St. Felix II has the extraordinary distinction of being not only a pope and saint himself, but the great-grandfather of another pope and saint, Gregory the Great. Felix had been married, but his wife had died before he became a priest. He was a member of an old Roman family of senatorial rank.
No sooner was he elected pope than Felix faced the vexing problem posed by Emperor Zeno’s ill-considered attempt to unify the East by compromise. One of the evils which result from politicians meddling in church matters is the tendency to make a deal. And that is just what Zeno did. Alarmed by the hold that the Monophysites had on Egypt and Syria, Zeno issued his famous Henoticon (act of union) and ordered all to subscribe to it. This Henoticon was a creed drawn up by Acacius, the hitherto orthodox patriarch of Constantinople, and Peter, the Monophysite patriarch of Alexandria. It was orthodox in what it said, but implicitly it condoned the Monophysite heresy by omitting the decision of the Council of Chalcedon and the letter of Pope Leo to Flavian. Like so many compromises it pleased few. The more ardent Monophysites refused to follow their leader, Peter, and Pope Felix denounced it. With true spiritual independence, he warned the Emperor not to interfere in theological matters and “to allow the Catholic Church to govern itself by its own laws.”

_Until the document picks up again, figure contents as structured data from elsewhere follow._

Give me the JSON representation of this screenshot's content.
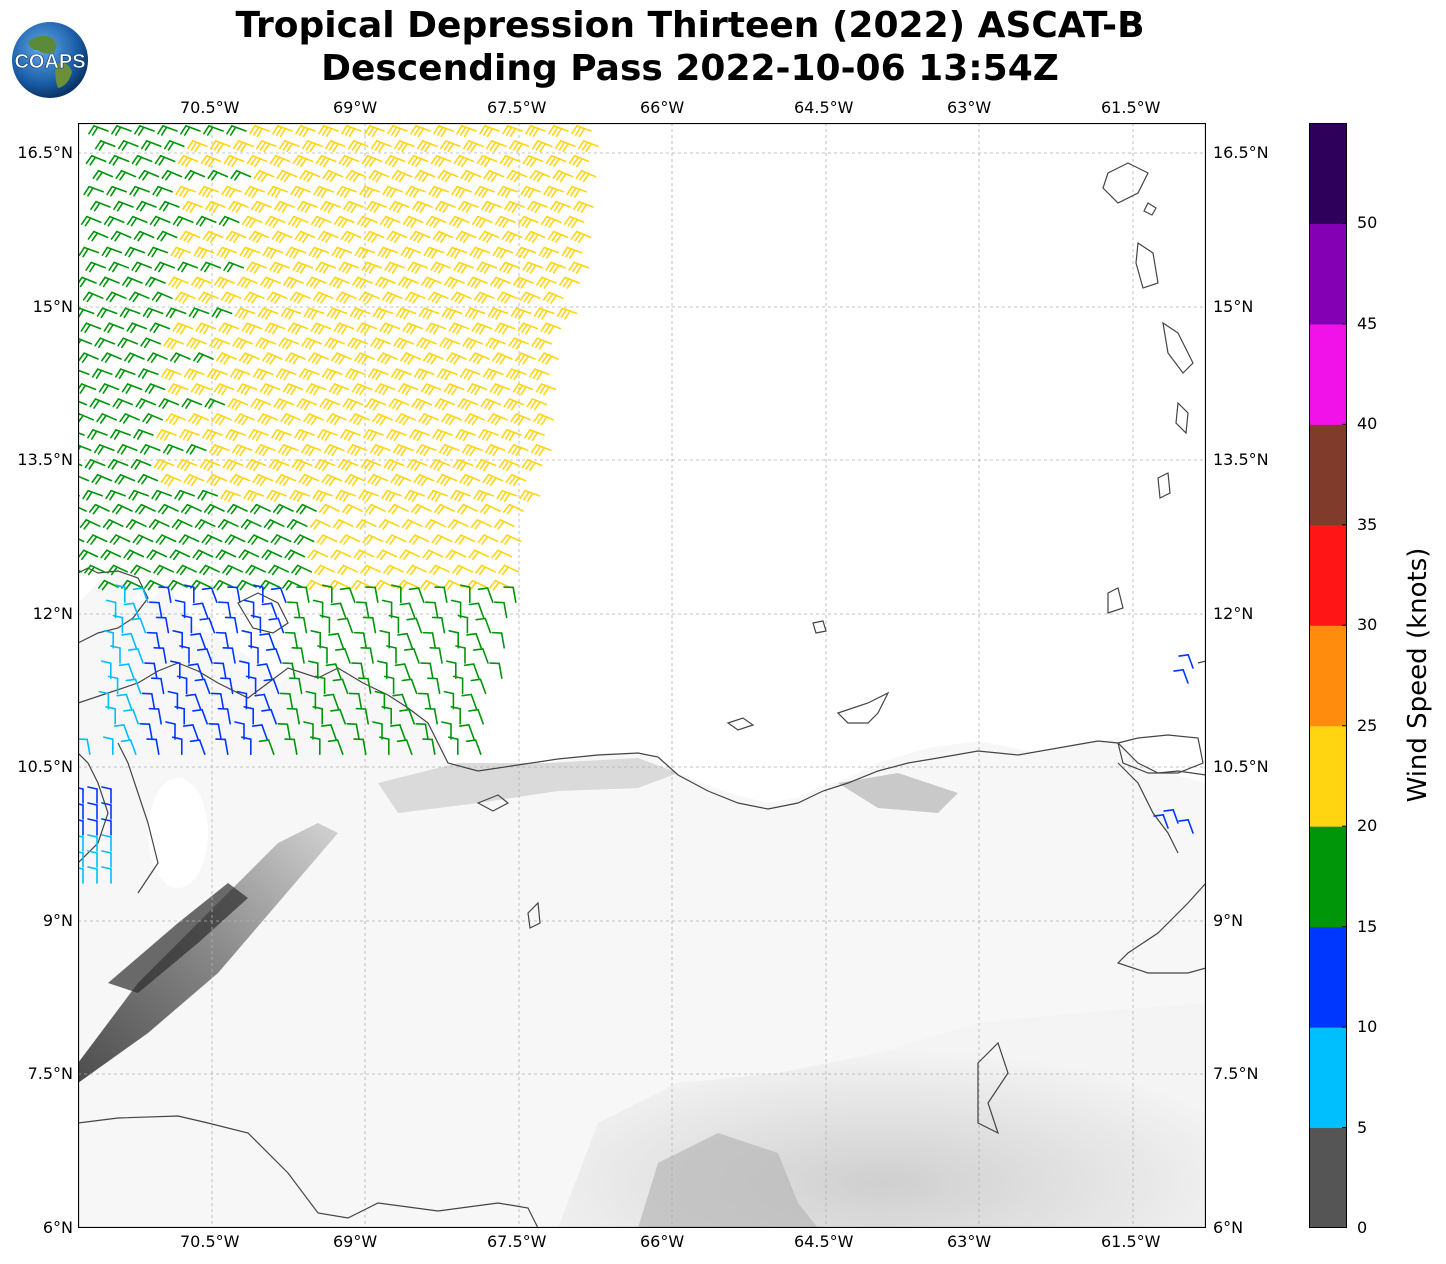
{
  "title": {
    "line1": "Tropical Depression Thirteen (2022) ASCAT-B",
    "line2": "Descending Pass 2022-10-06 13:54Z"
  },
  "logo": {
    "text": "COAPS",
    "icon": "globe-logo-icon"
  },
  "axes": {
    "lon_labels": [
      "70.5°W",
      "69°W",
      "67.5°W",
      "66°W",
      "64.5°W",
      "63°W",
      "61.5°W"
    ],
    "lat_labels": [
      "16.5°N",
      "15°N",
      "13.5°N",
      "12°N",
      "10.5°N",
      "9°N",
      "7.5°N",
      "6°N"
    ],
    "gridlines": true
  },
  "colorbar": {
    "title": "Wind Speed (knots)",
    "tick_labels": [
      "0",
      "5",
      "10",
      "15",
      "20",
      "25",
      "30",
      "35",
      "40",
      "45",
      "50"
    ],
    "colors": [
      "#555555",
      "#00bfff",
      "#0037ff",
      "#00960a",
      "#ffd511",
      "#ff8c0d",
      "#ff1515",
      "#803b2b",
      "#f012e8",
      "#8300b4",
      "#2e005c"
    ]
  },
  "map_colors": {
    "coastline": "#444444",
    "grid": "#b0b0b0",
    "ocean": "#ffffff"
  }
}
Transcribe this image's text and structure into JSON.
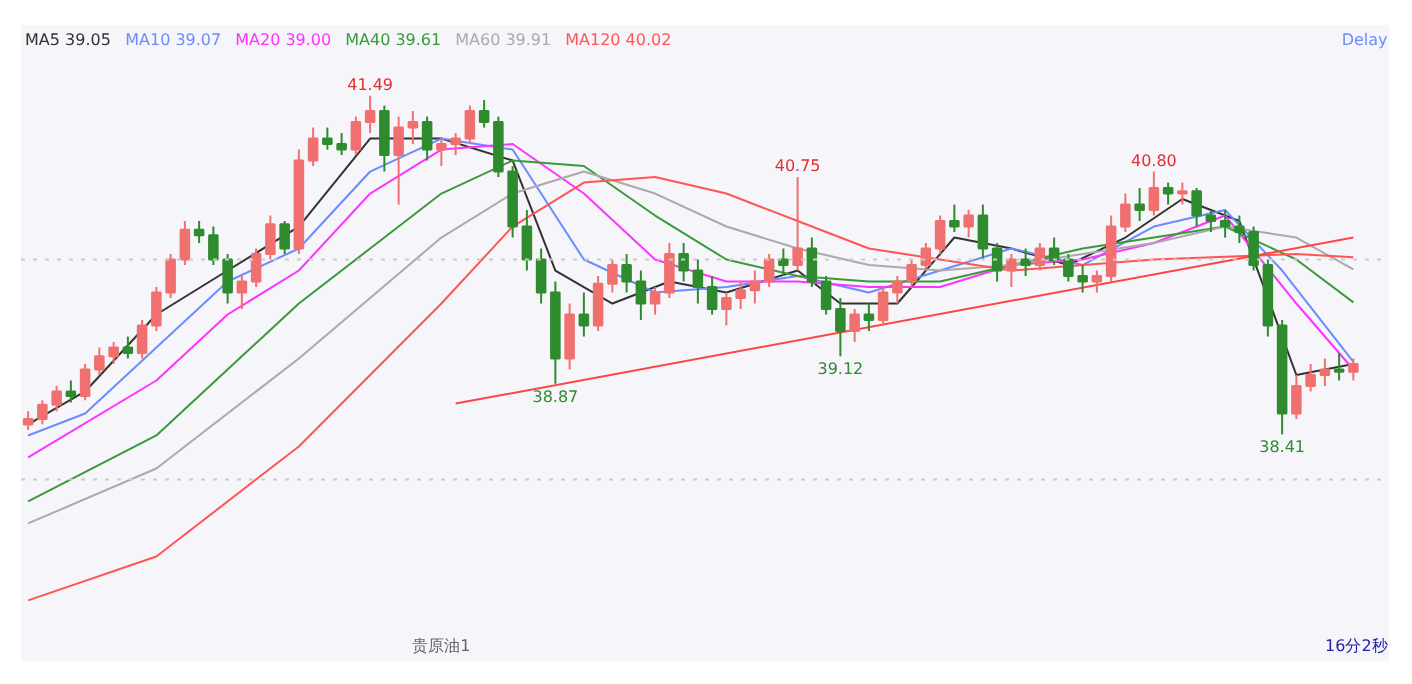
{
  "chart_data": {
    "type": "candlestick",
    "categories": [
      null,
      null,
      null,
      null,
      null,
      null,
      null,
      null,
      null,
      null,
      null,
      null,
      null,
      null,
      null,
      null,
      null,
      null,
      null,
      null,
      null,
      null,
      null,
      null,
      null,
      null,
      null,
      null,
      null,
      null,
      null,
      null,
      null,
      null,
      null,
      null,
      null,
      null,
      null,
      null,
      null,
      null,
      null,
      null,
      null,
      null,
      null,
      null,
      null,
      null,
      null,
      null,
      null,
      null,
      null,
      null,
      null,
      null,
      null,
      null,
      null,
      null,
      null,
      null,
      null,
      null,
      null,
      null,
      null,
      null,
      null,
      null,
      null,
      null,
      null,
      null,
      null,
      null,
      null,
      null,
      null,
      null,
      null,
      null,
      null,
      null,
      null,
      null,
      null,
      null,
      null,
      null,
      null,
      null
    ],
    "ohlc": [
      [
        38.5,
        38.62,
        38.45,
        38.55
      ],
      [
        38.55,
        38.72,
        38.5,
        38.68
      ],
      [
        38.68,
        38.85,
        38.62,
        38.8
      ],
      [
        38.8,
        38.9,
        38.7,
        38.76
      ],
      [
        38.76,
        39.05,
        38.72,
        39.0
      ],
      [
        39.0,
        39.2,
        38.95,
        39.12
      ],
      [
        39.12,
        39.25,
        39.05,
        39.2
      ],
      [
        39.2,
        39.3,
        39.1,
        39.15
      ],
      [
        39.15,
        39.45,
        39.1,
        39.4
      ],
      [
        39.4,
        39.75,
        39.35,
        39.7
      ],
      [
        39.7,
        40.05,
        39.65,
        40.0
      ],
      [
        40.0,
        40.35,
        39.95,
        40.27
      ],
      [
        40.27,
        40.35,
        40.15,
        40.22
      ],
      [
        40.22,
        40.3,
        39.95,
        40.0
      ],
      [
        40.0,
        40.05,
        39.6,
        39.7
      ],
      [
        39.7,
        39.85,
        39.55,
        39.8
      ],
      [
        39.8,
        40.1,
        39.75,
        40.05
      ],
      [
        40.05,
        40.4,
        40.0,
        40.32
      ],
      [
        40.32,
        40.35,
        40.05,
        40.1
      ],
      [
        40.1,
        41.0,
        40.05,
        40.9
      ],
      [
        40.9,
        41.2,
        40.85,
        41.1
      ],
      [
        41.1,
        41.2,
        41.0,
        41.05
      ],
      [
        41.05,
        41.15,
        40.95,
        41.0
      ],
      [
        41.0,
        41.3,
        40.95,
        41.25
      ],
      [
        41.25,
        41.49,
        41.15,
        41.35
      ],
      [
        41.35,
        41.4,
        40.8,
        40.95
      ],
      [
        40.95,
        41.3,
        40.5,
        41.2
      ],
      [
        41.2,
        41.35,
        41.05,
        41.25
      ],
      [
        41.25,
        41.3,
        40.9,
        41.0
      ],
      [
        41.0,
        41.1,
        40.85,
        41.05
      ],
      [
        41.05,
        41.15,
        40.95,
        41.1
      ],
      [
        41.1,
        41.4,
        41.05,
        41.35
      ],
      [
        41.35,
        41.45,
        41.2,
        41.25
      ],
      [
        41.25,
        41.3,
        40.75,
        40.8
      ],
      [
        40.8,
        40.85,
        40.2,
        40.3
      ],
      [
        40.3,
        40.45,
        39.9,
        40.0
      ],
      [
        40.0,
        40.1,
        39.6,
        39.7
      ],
      [
        39.7,
        39.8,
        38.87,
        39.1
      ],
      [
        39.1,
        39.6,
        39.0,
        39.5
      ],
      [
        39.5,
        39.7,
        39.3,
        39.4
      ],
      [
        39.4,
        39.85,
        39.35,
        39.78
      ],
      [
        39.78,
        40.0,
        39.7,
        39.95
      ],
      [
        39.95,
        40.05,
        39.7,
        39.8
      ],
      [
        39.8,
        39.9,
        39.45,
        39.6
      ],
      [
        39.6,
        39.75,
        39.5,
        39.7
      ],
      [
        39.7,
        40.15,
        39.65,
        40.05
      ],
      [
        40.05,
        40.15,
        39.8,
        39.9
      ],
      [
        39.9,
        40.0,
        39.6,
        39.75
      ],
      [
        39.75,
        39.85,
        39.5,
        39.55
      ],
      [
        39.55,
        39.7,
        39.4,
        39.65
      ],
      [
        39.65,
        39.8,
        39.55,
        39.72
      ],
      [
        39.72,
        39.9,
        39.6,
        39.8
      ],
      [
        39.8,
        40.05,
        39.75,
        40.0
      ],
      [
        40.0,
        40.1,
        39.85,
        39.95
      ],
      [
        39.95,
        40.75,
        39.9,
        40.1
      ],
      [
        40.1,
        40.2,
        39.75,
        39.8
      ],
      [
        39.8,
        39.85,
        39.5,
        39.55
      ],
      [
        39.55,
        39.65,
        39.12,
        39.35
      ],
      [
        39.35,
        39.55,
        39.25,
        39.5
      ],
      [
        39.5,
        39.6,
        39.35,
        39.45
      ],
      [
        39.45,
        39.75,
        39.4,
        39.7
      ],
      [
        39.7,
        39.85,
        39.6,
        39.8
      ],
      [
        39.8,
        40.0,
        39.75,
        39.95
      ],
      [
        39.95,
        40.15,
        39.9,
        40.1
      ],
      [
        40.1,
        40.4,
        40.05,
        40.35
      ],
      [
        40.35,
        40.5,
        40.25,
        40.3
      ],
      [
        40.3,
        40.45,
        40.2,
        40.4
      ],
      [
        40.4,
        40.5,
        40.0,
        40.1
      ],
      [
        40.1,
        40.15,
        39.8,
        39.9
      ],
      [
        39.9,
        40.05,
        39.75,
        40.0
      ],
      [
        40.0,
        40.1,
        39.85,
        39.95
      ],
      [
        39.95,
        40.15,
        39.9,
        40.1
      ],
      [
        40.1,
        40.2,
        39.95,
        40.0
      ],
      [
        40.0,
        40.05,
        39.8,
        39.85
      ],
      [
        39.85,
        39.95,
        39.7,
        39.8
      ],
      [
        39.8,
        39.9,
        39.7,
        39.85
      ],
      [
        39.85,
        40.4,
        39.8,
        40.3
      ],
      [
        40.3,
        40.6,
        40.25,
        40.5
      ],
      [
        40.5,
        40.65,
        40.35,
        40.45
      ],
      [
        40.45,
        40.8,
        40.4,
        40.65
      ],
      [
        40.65,
        40.7,
        40.5,
        40.6
      ],
      [
        40.6,
        40.7,
        40.5,
        40.62
      ],
      [
        40.62,
        40.65,
        40.3,
        40.4
      ],
      [
        40.4,
        40.45,
        40.25,
        40.35
      ],
      [
        40.35,
        40.45,
        40.2,
        40.3
      ],
      [
        40.3,
        40.4,
        40.15,
        40.25
      ],
      [
        40.25,
        40.3,
        39.9,
        39.95
      ],
      [
        39.95,
        40.0,
        39.3,
        39.4
      ],
      [
        39.4,
        39.45,
        38.41,
        38.6
      ],
      [
        38.6,
        38.95,
        38.55,
        38.85
      ],
      [
        38.85,
        39.05,
        38.8,
        38.95
      ],
      [
        38.95,
        39.1,
        38.85,
        39.0
      ],
      [
        39.0,
        39.15,
        38.9,
        38.98
      ],
      [
        38.98,
        39.1,
        38.9,
        39.05
      ]
    ],
    "series": [
      {
        "name": "MA5 39.05",
        "color": "#333333",
        "type": "line",
        "values": [
          38.5,
          null,
          null,
          null,
          38.8,
          null,
          null,
          null,
          null,
          39.5,
          null,
          null,
          null,
          null,
          39.9,
          null,
          null,
          null,
          null,
          40.3,
          null,
          null,
          null,
          null,
          41.1,
          null,
          null,
          null,
          null,
          41.1,
          null,
          null,
          null,
          null,
          40.9,
          null,
          null,
          39.9,
          null,
          null,
          null,
          39.6,
          null,
          null,
          null,
          39.8,
          null,
          null,
          null,
          39.7,
          null,
          null,
          null,
          null,
          39.9,
          null,
          null,
          39.6,
          null,
          null,
          null,
          39.6,
          null,
          null,
          null,
          40.2,
          null,
          null,
          null,
          40.1,
          null,
          null,
          null,
          39.95,
          null,
          null,
          null,
          40.2,
          null,
          null,
          null,
          40.55,
          null,
          null,
          null,
          40.35,
          null,
          null,
          null,
          38.95,
          null,
          null,
          null,
          39.05
        ]
      },
      {
        "name": "MA10 39.07",
        "color": "#6b8cff",
        "type": "line",
        "values": [
          38.4,
          null,
          null,
          null,
          38.6,
          null,
          null,
          null,
          null,
          39.2,
          null,
          null,
          null,
          null,
          39.8,
          null,
          null,
          null,
          null,
          40.1,
          null,
          null,
          null,
          null,
          40.8,
          null,
          null,
          null,
          null,
          41.1,
          null,
          null,
          null,
          null,
          41.0,
          null,
          null,
          null,
          null,
          40.0,
          null,
          null,
          null,
          null,
          39.7,
          null,
          null,
          null,
          null,
          39.75,
          null,
          null,
          null,
          null,
          39.85,
          null,
          null,
          null,
          null,
          39.7,
          null,
          null,
          null,
          null,
          39.9,
          null,
          null,
          null,
          null,
          40.1,
          null,
          null,
          null,
          null,
          39.95,
          null,
          null,
          null,
          null,
          40.3,
          null,
          null,
          null,
          null,
          40.45,
          null,
          null,
          null,
          39.9,
          null,
          null,
          null,
          null,
          39.07
        ]
      },
      {
        "name": "MA20 39.00",
        "color": "#ff33ff",
        "type": "line",
        "values": [
          38.2,
          null,
          null,
          null,
          null,
          null,
          null,
          null,
          null,
          38.9,
          null,
          null,
          null,
          null,
          39.5,
          null,
          null,
          null,
          null,
          39.9,
          null,
          null,
          null,
          null,
          40.6,
          null,
          null,
          null,
          null,
          41.0,
          null,
          null,
          null,
          null,
          41.05,
          null,
          null,
          null,
          null,
          40.6,
          null,
          null,
          null,
          null,
          40.0,
          null,
          null,
          null,
          null,
          39.8,
          null,
          null,
          null,
          null,
          39.8,
          null,
          null,
          null,
          null,
          39.75,
          null,
          null,
          null,
          null,
          39.75,
          null,
          null,
          null,
          null,
          39.95,
          null,
          null,
          null,
          null,
          40.0,
          null,
          null,
          null,
          null,
          40.15,
          null,
          null,
          null,
          null,
          40.4,
          null,
          null,
          null,
          null,
          39.6,
          null,
          null,
          null,
          39.0
        ]
      },
      {
        "name": "MA40 39.61",
        "color": "#3a9a3a",
        "type": "line",
        "values": [
          37.8,
          null,
          null,
          null,
          null,
          null,
          null,
          null,
          null,
          38.4,
          null,
          null,
          null,
          null,
          null,
          null,
          null,
          null,
          null,
          39.6,
          null,
          null,
          null,
          null,
          40.1,
          null,
          null,
          null,
          null,
          40.6,
          null,
          null,
          null,
          null,
          40.9,
          null,
          null,
          null,
          null,
          40.85,
          null,
          null,
          null,
          null,
          40.4,
          null,
          null,
          null,
          null,
          40.0,
          null,
          null,
          null,
          null,
          39.85,
          null,
          null,
          null,
          null,
          39.8,
          null,
          null,
          null,
          null,
          39.8,
          null,
          null,
          null,
          null,
          39.95,
          null,
          null,
          null,
          null,
          40.1,
          null,
          null,
          null,
          null,
          40.2,
          null,
          null,
          null,
          null,
          40.3,
          null,
          null,
          null,
          null,
          40.0,
          null,
          null,
          null,
          39.61
        ]
      },
      {
        "name": "MA60 39.91",
        "color": "#aaaaaa",
        "type": "line",
        "values": [
          37.6,
          null,
          null,
          null,
          null,
          null,
          null,
          null,
          null,
          38.1,
          null,
          null,
          null,
          null,
          null,
          null,
          null,
          null,
          null,
          39.1,
          null,
          null,
          null,
          null,
          null,
          null,
          null,
          null,
          null,
          40.2,
          null,
          null,
          null,
          null,
          40.6,
          null,
          null,
          null,
          null,
          40.8,
          null,
          null,
          null,
          null,
          40.6,
          null,
          null,
          null,
          null,
          40.3,
          null,
          null,
          null,
          null,
          40.1,
          null,
          null,
          null,
          null,
          39.95,
          null,
          null,
          null,
          null,
          39.9,
          null,
          null,
          null,
          null,
          39.95,
          null,
          null,
          null,
          null,
          40.05,
          null,
          null,
          null,
          null,
          40.15,
          null,
          null,
          null,
          null,
          40.3,
          null,
          null,
          null,
          null,
          40.2,
          null,
          null,
          null,
          39.91
        ]
      },
      {
        "name": "MA120 40.02",
        "color": "#ff5555",
        "type": "line",
        "values": [
          36.9,
          null,
          null,
          null,
          null,
          null,
          null,
          null,
          null,
          37.3,
          null,
          null,
          null,
          null,
          null,
          null,
          null,
          null,
          null,
          38.3,
          null,
          null,
          null,
          null,
          null,
          null,
          null,
          null,
          null,
          39.6,
          null,
          null,
          null,
          null,
          40.3,
          null,
          null,
          null,
          null,
          40.7,
          null,
          null,
          null,
          null,
          40.75,
          null,
          null,
          null,
          null,
          40.6,
          null,
          null,
          null,
          null,
          40.35,
          null,
          null,
          null,
          null,
          40.1,
          null,
          null,
          null,
          null,
          null,
          null,
          null,
          null,
          null,
          39.9,
          null,
          null,
          null,
          null,
          null,
          null,
          null,
          null,
          null,
          40.0,
          null,
          null,
          null,
          null,
          null,
          null,
          null,
          null,
          null,
          40.05,
          null,
          null,
          null,
          40.02
        ]
      },
      {
        "color": "#ff4444",
        "type": "line",
        "values": [
          null,
          null,
          null,
          null,
          null,
          null,
          null,
          null,
          null,
          null,
          null,
          null,
          null,
          null,
          null,
          null,
          null,
          null,
          null,
          null,
          null,
          null,
          null,
          null,
          null,
          null,
          null,
          null,
          null,
          null,
          38.69,
          null,
          null,
          null,
          null,
          null,
          null,
          null,
          null,
          null,
          null,
          null,
          null,
          null,
          null,
          null,
          null,
          null,
          null,
          null,
          null,
          null,
          null,
          null,
          null,
          null,
          null,
          null,
          null,
          null,
          null,
          null,
          null,
          null,
          null,
          null,
          null,
          null,
          null,
          null,
          null,
          null,
          null,
          null,
          null,
          null,
          null,
          null,
          null,
          null,
          null,
          null,
          null,
          null,
          null,
          null,
          null,
          null,
          null,
          null,
          null,
          null,
          null,
          40.2
        ]
      }
    ],
    "ref_lines": [
      {
        "axis": "y",
        "value": 40.0,
        "color": "#cccccc",
        "line_style": "dotted"
      },
      {
        "axis": "y",
        "value": 38.0,
        "color": "#cccccc",
        "line_style": "dotted"
      }
    ],
    "annotations": [
      "41.49",
      "40.75",
      "40.80",
      "38.87",
      "39.12",
      "38.41",
      "Delay",
      "16分2秒",
      "贵原油1"
    ],
    "legend": "top left",
    "tick_labels": false,
    "grid": false
  }
}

Pope Felix sent legates to Constantinople to summon Acacius to Rome, but to his dismay the Pope discovered that his legates had approved the election of the Monophysite Peter as patriarch of Alexandria and had communicated with heretics–in short, had sold him out. Felix held a synod at Rome in 484 at which he excommunicated the untrustworthy legates. He also excommunicated Acacius, but the patriarch remained stubborn. Thus started the Acacian schism in which Constantinople was officially separated from the Roman Church over the Henoticon. Even after Acacius died, the schism dragged on until the next century.
In the last years of this pontificate Theodoric led his Ostrogoths into Italy to defeat Odovakar and take over the rule of Italy–all in the name of Emperor Zeno. Though an Arian, Theodoric treated the Church well. It was different in Africa, where in the early years of his reign Felix heard anguished cries for help from the hapless Catholics. Hunneric, the Arian Vandal, ruthlessly harried the poor African Catholics. Pope Felix got Emperor Zeno to bring his influence to bear on the fierce Vandal, but this accomplished little. After Hunneric died, the persecution slackened, and the Pope then helped to get the Church in Africa on its feet. He followed the usual papal policy of mildness towards weak brethren who had given way in the storm.
Pope St. Felix died March 1, 492. He is buried in St. Paul’s on the Ostian Way.